Sicre was hired by Charles’s brother-in-law and generalissimus Frederick of Hesse in a Scanian cavalry regiment and eventually became Frederick’s top aide-de-camp. During King Charles’s second invasion of Norway in 1718, Sicre was in his troops at Fredriksten. Late in the evening of 30 November, Sicre was positioned in the dugout near the king. He disappeared just before Charles was shot, but soon reappeared and placed his wig and hat over the dead king’s face, while himself donning Charles’s hat perforated by the gunshot. He then rode at once to Frederick’s command center at Torpum to announce the king’s death, and immediately rode on all the way to Stockholm to inform Ulrica Eleonora of Sweden, Charles's sister and Frederick's wife, of what had transpired at Fredriksten.
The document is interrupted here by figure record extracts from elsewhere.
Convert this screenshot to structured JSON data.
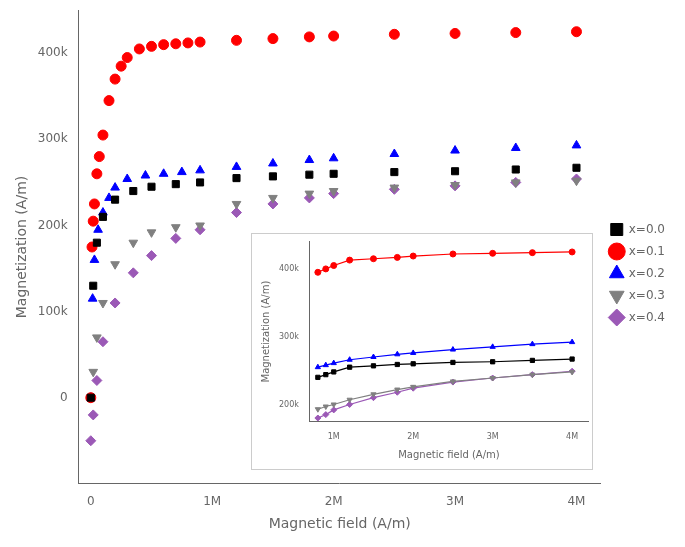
{
  "chart_data": [
    {
      "type": "scatter",
      "xlabel": "Magnetic field (A/m)",
      "ylabel": "Magnetization (A/m)",
      "series": [
        {
          "name": "x=0.0",
          "color": "black",
          "marker": "square",
          "x": [
            0,
            20000,
            50000,
            100000,
            200000,
            350000,
            500000,
            700000,
            900000,
            1200000,
            1500000,
            1800000,
            2000000,
            2500000,
            3000000,
            3500000,
            4000000
          ],
          "values": [
            0,
            130000,
            180000,
            210000,
            230000,
            240000,
            245000,
            248000,
            250000,
            255000,
            257000,
            259000,
            260000,
            262000,
            263000,
            265000,
            267000
          ]
        },
        {
          "name": "x=0.1",
          "color": "red",
          "marker": "circle",
          "x": [
            0,
            10000,
            20000,
            30000,
            50000,
            70000,
            100000,
            150000,
            200000,
            250000,
            300000,
            400000,
            500000,
            600000,
            700000,
            800000,
            900000,
            1200000,
            1500000,
            1800000,
            2000000,
            2500000,
            3000000,
            3500000,
            4000000
          ],
          "values": [
            0,
            175000,
            205000,
            225000,
            260000,
            280000,
            305000,
            345000,
            370000,
            385000,
            395000,
            405000,
            408000,
            410000,
            411000,
            412000,
            413000,
            415000,
            417000,
            419000,
            420000,
            422000,
            423000,
            424000,
            425000
          ]
        },
        {
          "name": "x=0.2",
          "color": "blue",
          "marker": "triangle-up",
          "x": [
            0,
            15000,
            30000,
            60000,
            100000,
            150000,
            200000,
            300000,
            450000,
            600000,
            750000,
            900000,
            1200000,
            1500000,
            1800000,
            2000000,
            2500000,
            3000000,
            3500000,
            4000000
          ],
          "values": [
            0,
            115000,
            160000,
            195000,
            215000,
            232000,
            244000,
            254000,
            258000,
            260000,
            262000,
            264000,
            268000,
            272000,
            276000,
            278000,
            283000,
            287000,
            290000,
            293000
          ]
        },
        {
          "name": "x=0.3",
          "color": "gray",
          "marker": "triangle-down",
          "x": [
            0,
            20000,
            50000,
            100000,
            200000,
            350000,
            500000,
            700000,
            900000,
            1200000,
            1500000,
            1800000,
            2000000,
            2500000,
            3000000,
            3500000,
            4000000
          ],
          "values": [
            0,
            30000,
            70000,
            110000,
            155000,
            180000,
            192000,
            198000,
            200000,
            225000,
            232000,
            237000,
            240000,
            244000,
            247000,
            250000,
            252000
          ]
        },
        {
          "name": "x=0.4",
          "color": "#9B59B6",
          "marker": "diamond",
          "x": [
            0,
            20000,
            50000,
            100000,
            200000,
            350000,
            500000,
            700000,
            900000,
            1200000,
            1500000,
            1800000,
            2000000,
            2500000,
            3000000,
            3500000,
            4000000
          ],
          "values": [
            -50000,
            -20000,
            20000,
            65000,
            110000,
            145000,
            165000,
            185000,
            195000,
            215000,
            225000,
            232000,
            237000,
            242000,
            246000,
            250000,
            254000
          ]
        }
      ],
      "xlim": [
        -100000,
        4200000
      ],
      "ylim": [
        -100000,
        450000
      ],
      "xticks": [
        0,
        {
          "value": 1000000,
          "label": "1M"
        },
        {
          "value": 2000000,
          "label": "2M"
        },
        {
          "value": 3000000,
          "label": "3M"
        },
        {
          "value": 4000000,
          "label": "4M"
        }
      ],
      "yticks": [
        0,
        {
          "value": 100000,
          "label": "100k"
        },
        {
          "value": 200000,
          "label": "200k"
        },
        {
          "value": 300000,
          "label": "300k"
        },
        {
          "value": 400000,
          "label": "400k"
        }
      ],
      "legend": "right",
      "grid": false
    },
    {
      "type": "line",
      "xlabel": "Magnetic field (A/m)",
      "ylabel": "Magnetization (A/m)",
      "series": [
        {
          "color": "black",
          "marker": "square",
          "x": [
            800000,
            900000,
            1000000,
            1200000,
            1500000,
            1800000,
            2000000,
            2500000,
            3000000,
            3500000,
            4000000
          ],
          "values": [
            240000,
            244000,
            248000,
            255000,
            257000,
            259000,
            260000,
            262000,
            263000,
            265000,
            267000
          ]
        },
        {
          "color": "red",
          "marker": "circle",
          "x": [
            800000,
            900000,
            1000000,
            1200000,
            1500000,
            1800000,
            2000000,
            2500000,
            3000000,
            3500000,
            4000000
          ],
          "values": [
            395000,
            400000,
            405000,
            413000,
            415000,
            417000,
            419000,
            422000,
            423000,
            424000,
            425000
          ]
        },
        {
          "color": "blue",
          "marker": "triangle-up",
          "x": [
            800000,
            900000,
            1000000,
            1200000,
            1500000,
            1800000,
            2000000,
            2500000,
            3000000,
            3500000,
            4000000
          ],
          "values": [
            255000,
            258000,
            261000,
            266000,
            270000,
            274000,
            276000,
            281000,
            285000,
            289000,
            292000
          ]
        },
        {
          "color": "gray",
          "marker": "triangle-down",
          "x": [
            800000,
            900000,
            1000000,
            1200000,
            1500000,
            1800000,
            2000000,
            2500000,
            3000000,
            3500000,
            4000000
          ],
          "values": [
            193000,
            197000,
            200000,
            207000,
            215000,
            222000,
            226000,
            234000,
            239000,
            244000,
            248000
          ]
        },
        {
          "color": "#9B59B6",
          "marker": "diamond",
          "x": [
            800000,
            900000,
            1000000,
            1200000,
            1500000,
            1800000,
            2000000,
            2500000,
            3000000,
            3500000,
            4000000
          ],
          "values": [
            180000,
            185000,
            192000,
            200000,
            210000,
            218000,
            224000,
            233000,
            239000,
            244000,
            249000
          ]
        }
      ],
      "xlim": [
        700000,
        4200000
      ],
      "ylim": [
        175000,
        440000
      ],
      "xticks": [
        {
          "value": 1000000,
          "label": "1M"
        },
        {
          "value": 2000000,
          "label": "2M"
        },
        {
          "value": 3000000,
          "label": "3M"
        },
        {
          "value": 4000000,
          "label": "4M"
        }
      ],
      "yticks": [
        {
          "value": 200000,
          "label": "200k"
        },
        {
          "value": 300000,
          "label": "300k"
        },
        {
          "value": 400000,
          "label": "400k"
        }
      ],
      "grid": false
    }
  ]
}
After the invasion of Norway had been called off due to Charles’s death, and Ulrica Eleonora had ascended to the Swedish throne, Frederick promoted Sicre again, but rumors of his involvement in the king’s demise made Frederick send him abroad. A Lieutenant Schultz came forward and claimed to know that Sicre had been offered a large sum of money to assassinate Charles.

Sicre returned to Stockholm already in 1722 but then had contracted typhoid fever. In 1723, it was blamed on mental illness when he opened a window of his house and shouted to people passing below that it was he who had killed Charles. Frederick had now become King of Sweden himself and tried to put a stop to the rumors, having Sicre take back his confession, but to no avail.
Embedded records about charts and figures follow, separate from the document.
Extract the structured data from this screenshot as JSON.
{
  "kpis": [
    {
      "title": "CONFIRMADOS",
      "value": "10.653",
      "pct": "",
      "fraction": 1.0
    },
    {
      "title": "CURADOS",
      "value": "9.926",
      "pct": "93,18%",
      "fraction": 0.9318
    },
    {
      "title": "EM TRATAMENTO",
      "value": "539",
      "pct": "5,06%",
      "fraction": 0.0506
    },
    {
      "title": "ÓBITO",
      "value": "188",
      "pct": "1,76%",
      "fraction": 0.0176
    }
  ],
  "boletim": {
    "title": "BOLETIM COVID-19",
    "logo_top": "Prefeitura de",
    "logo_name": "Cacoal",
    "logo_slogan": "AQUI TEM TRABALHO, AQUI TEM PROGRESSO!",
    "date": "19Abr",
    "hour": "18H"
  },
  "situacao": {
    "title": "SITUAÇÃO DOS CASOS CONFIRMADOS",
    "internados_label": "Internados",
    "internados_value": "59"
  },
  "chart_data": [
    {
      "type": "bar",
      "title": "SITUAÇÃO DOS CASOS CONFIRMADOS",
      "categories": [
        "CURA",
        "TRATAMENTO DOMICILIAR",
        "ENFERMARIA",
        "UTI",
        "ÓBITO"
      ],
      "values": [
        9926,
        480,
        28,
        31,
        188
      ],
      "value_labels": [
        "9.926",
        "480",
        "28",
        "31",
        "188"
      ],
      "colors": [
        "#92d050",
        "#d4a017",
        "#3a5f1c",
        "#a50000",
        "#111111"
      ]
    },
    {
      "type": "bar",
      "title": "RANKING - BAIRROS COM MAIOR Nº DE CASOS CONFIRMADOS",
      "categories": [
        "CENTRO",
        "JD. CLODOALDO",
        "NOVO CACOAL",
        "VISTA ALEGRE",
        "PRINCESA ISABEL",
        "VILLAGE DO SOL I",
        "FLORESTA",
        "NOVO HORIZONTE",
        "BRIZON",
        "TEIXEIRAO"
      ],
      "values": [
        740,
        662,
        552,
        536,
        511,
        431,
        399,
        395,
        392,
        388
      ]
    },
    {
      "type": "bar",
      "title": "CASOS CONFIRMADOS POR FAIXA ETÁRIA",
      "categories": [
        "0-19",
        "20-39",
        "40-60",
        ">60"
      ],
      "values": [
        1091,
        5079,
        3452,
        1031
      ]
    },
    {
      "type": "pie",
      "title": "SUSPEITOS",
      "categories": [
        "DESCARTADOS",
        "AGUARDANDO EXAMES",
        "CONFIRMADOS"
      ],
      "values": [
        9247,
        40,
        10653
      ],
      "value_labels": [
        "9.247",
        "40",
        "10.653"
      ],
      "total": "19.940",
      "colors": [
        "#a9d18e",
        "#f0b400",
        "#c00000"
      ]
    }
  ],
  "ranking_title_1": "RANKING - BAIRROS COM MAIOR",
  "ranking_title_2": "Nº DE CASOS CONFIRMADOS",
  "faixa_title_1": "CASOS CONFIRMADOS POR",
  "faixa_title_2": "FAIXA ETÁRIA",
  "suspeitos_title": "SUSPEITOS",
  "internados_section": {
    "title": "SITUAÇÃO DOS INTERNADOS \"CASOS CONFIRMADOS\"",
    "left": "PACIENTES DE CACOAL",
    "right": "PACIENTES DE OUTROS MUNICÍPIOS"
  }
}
By 1728 Sicre’s health had begun to improve and he moved back to France. His financial situation was very bad, and he constantly wrote to King Frederick and Queen Ulrica Eleonora who sent him money.

== Death ==
André Sicre died a poor man in Paris in 1733.

Some Swedish historians have concluded that substantial evidence points to Sicre, acting on behalf of Frederick, as the assassin of Charles XII, however acknowledging that definite proof cannot to be ascertained.